They’re very popular these days, in almost every city we visit: “free” walking tours, usually conducted by enthusiastic young locals. (Tips are encouraged, and, in some cases, expected.) Here in Santiago, Kenna at Casa Moro steered us toward Spicy Chile Tours, a little company offering three different walking tours of town.
The first time we tried to connect with the tour, we failed miserably, ending up on the wrong street corner and waiting for a guide that never materialized. Reviews over at TripAdvisor.com hint that no shows are pretty frequent … but after we finally *did* connect with a Spicy Chile guide, we think we know what’s really happening. It’s not that the guides don’t show up … it’s that the company doesn’t do a very good job of telling people where to meet them.
Clyde and I are pretty savvy, but instructions in our orientation email led us to a busy corner that, as it turns out, is nowhere near the beginning of the tour. The next day, along with four other folks, we made our way to an intersection of streets outside La Moneda — the “Chilean White House.” This turned out to be the right place, but even the guide (who *did* show up) delayed our departure fifteen minutes to “give people a chance to find us, because people are always getting lost.”
I’d say Spicy Chile needs to find better, more obvious launching points for their tours.

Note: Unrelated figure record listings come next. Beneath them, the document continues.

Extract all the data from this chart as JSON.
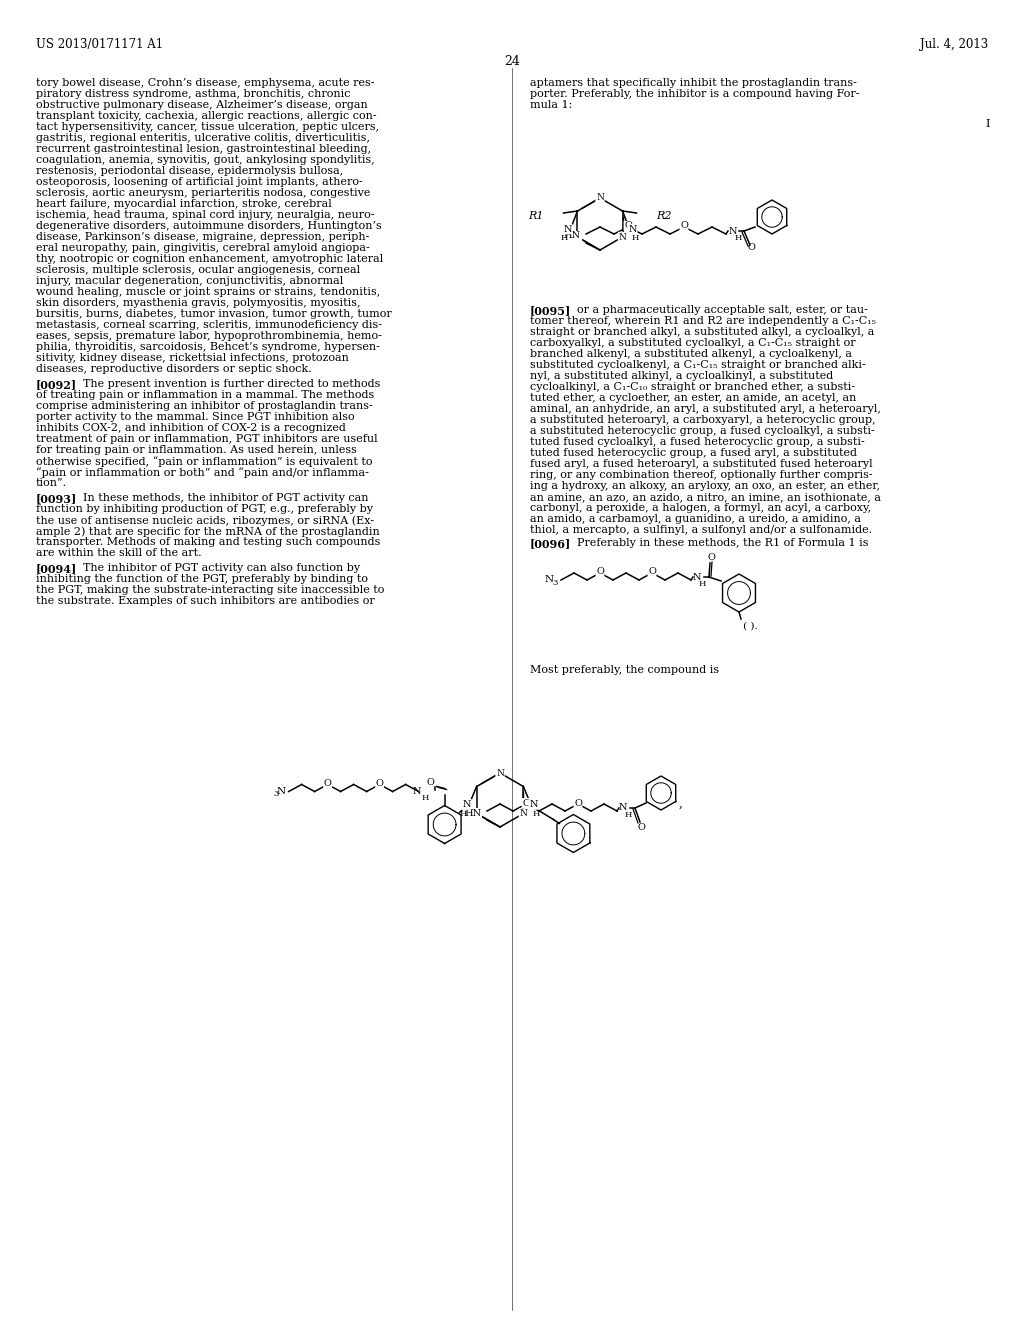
{
  "background_color": "#ffffff",
  "header_left": "US 2013/0171171 A1",
  "header_right": "Jul. 4, 2013",
  "page_number": "24",
  "left_col_text": [
    "tory bowel disease, Crohn’s disease, emphysema, acute res-",
    "piratory distress syndrome, asthma, bronchitis, chronic",
    "obstructive pulmonary disease, Alzheimer’s disease, organ",
    "transplant toxicity, cachexia, allergic reactions, allergic con-",
    "tact hypersensitivity, cancer, tissue ulceration, peptic ulcers,",
    "gastritis, regional enteritis, ulcerative colitis, diverticulitis,",
    "recurrent gastrointestinal lesion, gastrointestinal bleeding,",
    "coagulation, anemia, synovitis, gout, ankylosing spondylitis,",
    "restenosis, periodontal disease, epidermolysis bullosa,",
    "osteoporosis, loosening of artificial joint implants, athero-",
    "sclerosis, aortic aneurysm, periarteritis nodosa, congestive",
    "heart failure, myocardial infarction, stroke, cerebral",
    "ischemia, head trauma, spinal cord injury, neuralgia, neuro-",
    "degenerative disorders, autoimmune disorders, Huntington’s",
    "disease, Parkinson’s disease, migraine, depression, periph-",
    "eral neuropathy, pain, gingivitis, cerebral amyloid angiopa-",
    "thy, nootropic or cognition enhancement, amyotrophic lateral",
    "sclerosis, multiple sclerosis, ocular angiogenesis, corneal",
    "injury, macular degeneration, conjunctivitis, abnormal",
    "wound healing, muscle or joint sprains or strains, tendonitis,",
    "skin disorders, myasthenia gravis, polymyositis, myositis,",
    "bursitis, burns, diabetes, tumor invasion, tumor growth, tumor",
    "metastasis, corneal scarring, scleritis, immunodeficiency dis-",
    "eases, sepsis, premature labor, hypoprothrombinemia, hemo-",
    "philia, thyroiditis, sarcoidosis, Behcet’s syndrome, hypersen-",
    "sitivity, kidney disease, rickettsial infections, protozoan",
    "diseases, reproductive disorders or septic shock."
  ],
  "para0092": [
    "[0092]   The present invention is further directed to methods",
    "of treating pain or inflammation in a mammal. The methods",
    "comprise administering an inhibitor of prostaglandin trans-",
    "porter activity to the mammal. Since PGT inhibition also",
    "inhibits COX-2, and inhibition of COX-2 is a recognized",
    "treatment of pain or inflammation, PGT inhibitors are useful",
    "for treating pain or inflammation. As used herein, unless",
    "otherwise specified, “pain or inflammation” is equivalent to",
    "“pain or inflammation or both” and “pain and/or inflamma-",
    "tion”."
  ],
  "para0093": [
    "[0093]   In these methods, the inhibitor of PGT activity can",
    "function by inhibiting production of PGT, e.g., preferably by",
    "the use of antisense nucleic acids, ribozymes, or siRNA (Ex-",
    "ample 2) that are specific for the mRNA of the prostaglandin",
    "transporter. Methods of making and testing such compounds",
    "are within the skill of the art."
  ],
  "para0094": [
    "[0094]   The inhibitor of PGT activity can also function by",
    "inhibiting the function of the PGT, preferably by binding to",
    "the PGT, making the substrate-interacting site inaccessible to",
    "the substrate. Examples of such inhibitors are antibodies or"
  ],
  "right_col_text1": [
    "aptamers that specifically inhibit the prostaglandin trans-",
    "porter. Preferably, the inhibitor is a compound having For-",
    "mula 1:"
  ],
  "para0095": [
    "[0095]   or a pharmaceutically acceptable salt, ester, or tau-",
    "tomer thereof, wherein R1 and R2 are independently a C₁-C₁₅",
    "straight or branched alkyl, a substituted alkyl, a cycloalkyl, a",
    "carboxyalkyl, a substituted cycloalkyl, a C₁-C₁₅ straight or",
    "branched alkenyl, a substituted alkenyl, a cycloalkenyl, a",
    "substituted cycloalkenyl, a C₁-C₁₅ straight or branched alki-",
    "nyl, a substituted alkinyl, a cycloalkinyl, a substituted",
    "cycloalkinyl, a C₁-C₁₀ straight or branched ether, a substi-",
    "tuted ether, a cycloether, an ester, an amide, an acetyl, an",
    "aminal, an anhydride, an aryl, a substituted aryl, a heteroaryl,",
    "a substituted heteroaryl, a carboxyaryl, a heterocyclic group,",
    "a substituted heterocyclic group, a fused cycloalkyl, a substi-",
    "tuted fused cycloalkyl, a fused heterocyclic group, a substi-",
    "tuted fused heterocyclic group, a fused aryl, a substituted",
    "fused aryl, a fused heteroaryl, a substituted fused heteroaryl",
    "ring, or any combination thereof, optionally further compris-",
    "ing a hydroxy, an alkoxy, an aryloxy, an oxo, an ester, an ether,",
    "an amine, an azo, an azido, a nitro, an imine, an isothionate, a",
    "carbonyl, a peroxide, a halogen, a formyl, an acyl, a carboxy,",
    "an amido, a carbamoyl, a guanidino, a ureido, a amidino, a",
    "thiol, a mercapto, a sulfinyl, a sulfonyl and/or a sulfonamide."
  ],
  "para0096_line": "[0096]   Preferably in these methods, the R1 of Formula 1 is",
  "most_preferably": "Most preferably, the compound is"
}
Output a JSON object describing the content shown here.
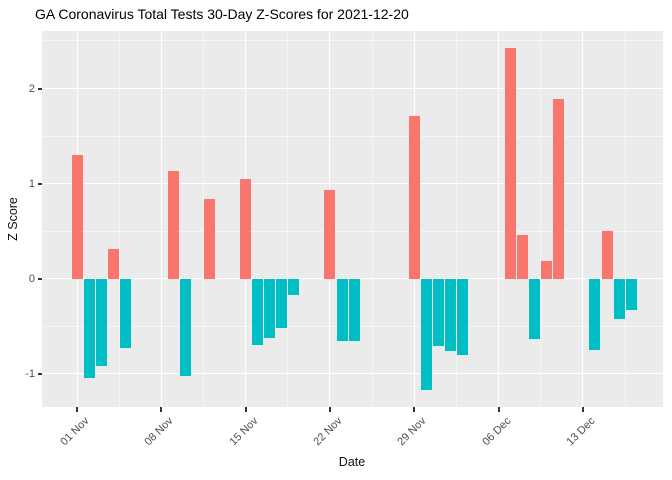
{
  "title": "GA Coronavirus Total Tests 30-Day Z-Scores for 2021-12-20",
  "chart_data": {
    "type": "bar",
    "title": "GA Coronavirus Total Tests 30-Day Z-Scores for 2021-12-20",
    "xlabel": "Date",
    "ylabel": "Z Score",
    "ylim": [
      -1.35,
      2.61
    ],
    "grid": "on",
    "legend": "none",
    "panel_bg": "#EBEBEB",
    "grid_color": "#FFFFFF",
    "positive_color": "#F8766D",
    "negative_color": "#00BFC4",
    "tick_color": "#333333",
    "tick_text_color": "#4D4D4D",
    "x_axis": {
      "ticks": [
        {
          "label": "01 Nov",
          "day": 0
        },
        {
          "label": "08 Nov",
          "day": 7
        },
        {
          "label": "15 Nov",
          "day": 14
        },
        {
          "label": "22 Nov",
          "day": 21
        },
        {
          "label": "29 Nov",
          "day": 28
        },
        {
          "label": "06 Dec",
          "day": 35
        },
        {
          "label": "13 Dec",
          "day": 42
        }
      ],
      "minor_days": [
        3.5,
        10.5,
        17.5,
        24.5,
        31.5,
        38.5,
        45.5
      ]
    },
    "y_axis": {
      "ticks": [
        {
          "label": "2",
          "value": 2
        },
        {
          "label": "1",
          "value": 1
        },
        {
          "label": "0",
          "value": 0
        },
        {
          "label": "-1",
          "value": -1
        }
      ],
      "minor_values": [
        2.5,
        1.5,
        0.5,
        -0.5
      ]
    },
    "bars": [
      {
        "date": "2021-11-01",
        "day": 0,
        "value": 1.3
      },
      {
        "date": "2021-11-02",
        "day": 1,
        "value": -1.05
      },
      {
        "date": "2021-11-03",
        "day": 2,
        "value": -0.92
      },
      {
        "date": "2021-11-04",
        "day": 3,
        "value": 0.31
      },
      {
        "date": "2021-11-05",
        "day": 4,
        "value": -0.73
      },
      {
        "date": "2021-11-09",
        "day": 8,
        "value": 1.13
      },
      {
        "date": "2021-11-10",
        "day": 9,
        "value": -1.03
      },
      {
        "date": "2021-11-12",
        "day": 11,
        "value": 0.84
      },
      {
        "date": "2021-11-15",
        "day": 14,
        "value": 1.05
      },
      {
        "date": "2021-11-16",
        "day": 15,
        "value": -0.7
      },
      {
        "date": "2021-11-17",
        "day": 16,
        "value": -0.62
      },
      {
        "date": "2021-11-18",
        "day": 17,
        "value": -0.52
      },
      {
        "date": "2021-11-19",
        "day": 18,
        "value": -0.17
      },
      {
        "date": "2021-11-22",
        "day": 21,
        "value": 0.93
      },
      {
        "date": "2021-11-23",
        "day": 22,
        "value": -0.66
      },
      {
        "date": "2021-11-24",
        "day": 23,
        "value": -0.66
      },
      {
        "date": "2021-11-29",
        "day": 28,
        "value": 1.71
      },
      {
        "date": "2021-11-30",
        "day": 29,
        "value": -1.17
      },
      {
        "date": "2021-12-01",
        "day": 30,
        "value": -0.71
      },
      {
        "date": "2021-12-02",
        "day": 31,
        "value": -0.76
      },
      {
        "date": "2021-12-03",
        "day": 32,
        "value": -0.8
      },
      {
        "date": "2021-12-07",
        "day": 36,
        "value": 2.43
      },
      {
        "date": "2021-12-08",
        "day": 37,
        "value": 0.46
      },
      {
        "date": "2021-12-09",
        "day": 38,
        "value": -0.64
      },
      {
        "date": "2021-12-10",
        "day": 39,
        "value": 0.18
      },
      {
        "date": "2021-12-11",
        "day": 40,
        "value": 1.89
      },
      {
        "date": "2021-12-14",
        "day": 43,
        "value": -0.75
      },
      {
        "date": "2021-12-15",
        "day": 44,
        "value": 0.5
      },
      {
        "date": "2021-12-16",
        "day": 45,
        "value": -0.42
      },
      {
        "date": "2021-12-17",
        "day": 46,
        "value": -0.33
      }
    ]
  }
}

That aside, we had a fine time on our (long!) walking tour, which went from around 10:00 a.m. to around 3:00 p.m. Our guide, Rick, met everyone with a firm handshake, and picked up our names and countries of origin with ease — a good trick, given there were fifteen of us. Throughout the tour, in addition to giving us lots of info on the history of the places we visited, he flitted from couple to couple, checking in with us, chatting us up, and generally making himself into our best friend in Santiago.
By the end of the (long!) day — we started at Plaza de Armas and ended up at the foot of St. Cristobal hill (near the zoo) — we had covered a *lot* of the city … and Ric had more than earned his tip. (For the record, the request for the tip is low-key and polite, so no worries about high pressure sales tactics.) Recommended!